The colloidal interaction between the components in coating dispersions play a key role in the structural organization on a micro level, which has influence upon the macroscopic properties of the material. The viscoelastic properties of a model coating suspension, consisting of colloidal silica particles, a temperature-responsive triblock copolymer Pluronic F127 and starch were studied and related to the corresponding dried structures. Pluronic F127 was used in order to produce a temperature-sensitive starch system and to simulate the drying of a paper coating at a low shear rates.

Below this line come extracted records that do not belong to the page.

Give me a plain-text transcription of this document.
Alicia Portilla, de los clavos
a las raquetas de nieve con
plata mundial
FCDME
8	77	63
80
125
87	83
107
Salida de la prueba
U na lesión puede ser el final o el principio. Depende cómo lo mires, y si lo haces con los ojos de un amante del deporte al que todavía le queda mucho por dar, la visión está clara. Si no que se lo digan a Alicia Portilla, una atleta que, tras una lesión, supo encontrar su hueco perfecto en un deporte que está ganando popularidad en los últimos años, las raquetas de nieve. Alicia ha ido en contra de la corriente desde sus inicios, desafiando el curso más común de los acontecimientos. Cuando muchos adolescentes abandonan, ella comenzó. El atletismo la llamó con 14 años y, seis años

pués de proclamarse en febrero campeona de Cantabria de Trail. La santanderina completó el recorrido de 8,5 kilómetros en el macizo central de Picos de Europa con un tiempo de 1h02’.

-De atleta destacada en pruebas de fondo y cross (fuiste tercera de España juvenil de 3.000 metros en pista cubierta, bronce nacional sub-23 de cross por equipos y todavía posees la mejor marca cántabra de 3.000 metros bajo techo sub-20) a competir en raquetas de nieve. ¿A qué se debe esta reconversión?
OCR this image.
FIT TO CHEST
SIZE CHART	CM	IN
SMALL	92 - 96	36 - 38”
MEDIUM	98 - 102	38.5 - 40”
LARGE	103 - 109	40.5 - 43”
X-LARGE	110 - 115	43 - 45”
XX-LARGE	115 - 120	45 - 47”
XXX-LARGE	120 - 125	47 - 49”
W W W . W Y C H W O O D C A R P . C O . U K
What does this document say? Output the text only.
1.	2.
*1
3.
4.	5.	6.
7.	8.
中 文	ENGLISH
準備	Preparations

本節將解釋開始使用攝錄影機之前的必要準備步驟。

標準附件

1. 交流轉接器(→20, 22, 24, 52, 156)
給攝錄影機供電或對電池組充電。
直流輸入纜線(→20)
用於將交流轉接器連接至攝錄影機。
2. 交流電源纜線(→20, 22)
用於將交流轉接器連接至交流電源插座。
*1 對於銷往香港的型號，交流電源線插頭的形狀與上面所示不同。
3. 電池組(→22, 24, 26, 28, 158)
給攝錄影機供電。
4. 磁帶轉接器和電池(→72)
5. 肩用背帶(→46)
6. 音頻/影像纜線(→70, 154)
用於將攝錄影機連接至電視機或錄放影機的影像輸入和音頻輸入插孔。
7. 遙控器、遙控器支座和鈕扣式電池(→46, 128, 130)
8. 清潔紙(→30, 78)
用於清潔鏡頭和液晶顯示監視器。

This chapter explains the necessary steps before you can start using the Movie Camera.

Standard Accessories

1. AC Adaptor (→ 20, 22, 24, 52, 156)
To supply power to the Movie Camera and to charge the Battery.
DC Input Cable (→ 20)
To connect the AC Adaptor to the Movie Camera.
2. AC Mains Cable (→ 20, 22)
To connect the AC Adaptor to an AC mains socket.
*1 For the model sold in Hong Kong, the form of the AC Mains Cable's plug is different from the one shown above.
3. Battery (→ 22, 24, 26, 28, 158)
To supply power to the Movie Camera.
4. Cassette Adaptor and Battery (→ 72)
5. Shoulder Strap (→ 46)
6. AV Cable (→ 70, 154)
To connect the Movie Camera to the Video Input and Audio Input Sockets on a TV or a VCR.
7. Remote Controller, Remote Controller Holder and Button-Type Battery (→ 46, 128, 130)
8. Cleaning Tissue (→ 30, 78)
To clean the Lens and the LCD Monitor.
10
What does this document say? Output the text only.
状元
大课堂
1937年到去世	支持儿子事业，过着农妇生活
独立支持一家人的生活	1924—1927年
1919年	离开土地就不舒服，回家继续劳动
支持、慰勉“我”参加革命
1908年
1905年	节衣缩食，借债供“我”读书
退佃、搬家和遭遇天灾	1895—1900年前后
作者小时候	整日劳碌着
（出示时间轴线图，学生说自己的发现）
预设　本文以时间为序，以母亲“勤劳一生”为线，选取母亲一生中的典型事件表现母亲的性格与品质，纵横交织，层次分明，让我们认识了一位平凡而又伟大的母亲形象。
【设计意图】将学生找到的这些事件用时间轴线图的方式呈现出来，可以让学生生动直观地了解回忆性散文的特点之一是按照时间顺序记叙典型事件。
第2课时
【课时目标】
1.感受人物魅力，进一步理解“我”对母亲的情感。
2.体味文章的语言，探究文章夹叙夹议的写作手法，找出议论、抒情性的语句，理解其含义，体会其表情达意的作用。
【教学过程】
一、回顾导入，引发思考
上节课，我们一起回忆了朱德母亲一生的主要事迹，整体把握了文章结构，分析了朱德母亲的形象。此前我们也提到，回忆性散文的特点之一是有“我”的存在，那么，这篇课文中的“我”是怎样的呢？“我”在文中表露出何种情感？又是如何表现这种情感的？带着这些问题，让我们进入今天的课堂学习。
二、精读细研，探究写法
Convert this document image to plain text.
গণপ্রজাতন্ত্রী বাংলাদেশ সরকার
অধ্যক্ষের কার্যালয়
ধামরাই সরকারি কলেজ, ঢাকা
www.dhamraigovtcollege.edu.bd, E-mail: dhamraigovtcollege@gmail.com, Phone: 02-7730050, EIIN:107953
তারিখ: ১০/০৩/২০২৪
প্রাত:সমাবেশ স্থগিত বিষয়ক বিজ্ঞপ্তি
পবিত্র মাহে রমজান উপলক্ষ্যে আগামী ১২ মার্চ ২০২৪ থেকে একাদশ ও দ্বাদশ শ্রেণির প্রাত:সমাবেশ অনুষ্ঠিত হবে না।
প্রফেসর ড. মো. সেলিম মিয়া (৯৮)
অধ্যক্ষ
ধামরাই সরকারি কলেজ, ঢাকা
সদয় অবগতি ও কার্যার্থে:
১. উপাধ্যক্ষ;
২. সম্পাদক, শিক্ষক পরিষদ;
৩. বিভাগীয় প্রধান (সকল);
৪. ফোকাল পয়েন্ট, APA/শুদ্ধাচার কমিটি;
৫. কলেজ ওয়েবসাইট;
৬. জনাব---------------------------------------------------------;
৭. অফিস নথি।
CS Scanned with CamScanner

The gelation process was investigated by the change in storage modulus upon heating and the change in particle volume fraction, ϕ. The results revealed a dense disordered liquid–like state at ϕ≲0.10, where the strength of attraction between particles increased with increasing particle volume fraction and increasing temperature, a solid-like microcrystalline state at ϕ≳0.20, where the temperature did not affect the rheology of the system and a solid-like microcrystalline state were coexisting at ϕ∼0.16. The structures detected by rheology were related to the dried structures of the corresponding suspensions. At ϕ≲0.10 and elevated temperatures, a controlled formation of self-supporting floc structure was performed, which could be used to promote the even distribution of starch within the composite material.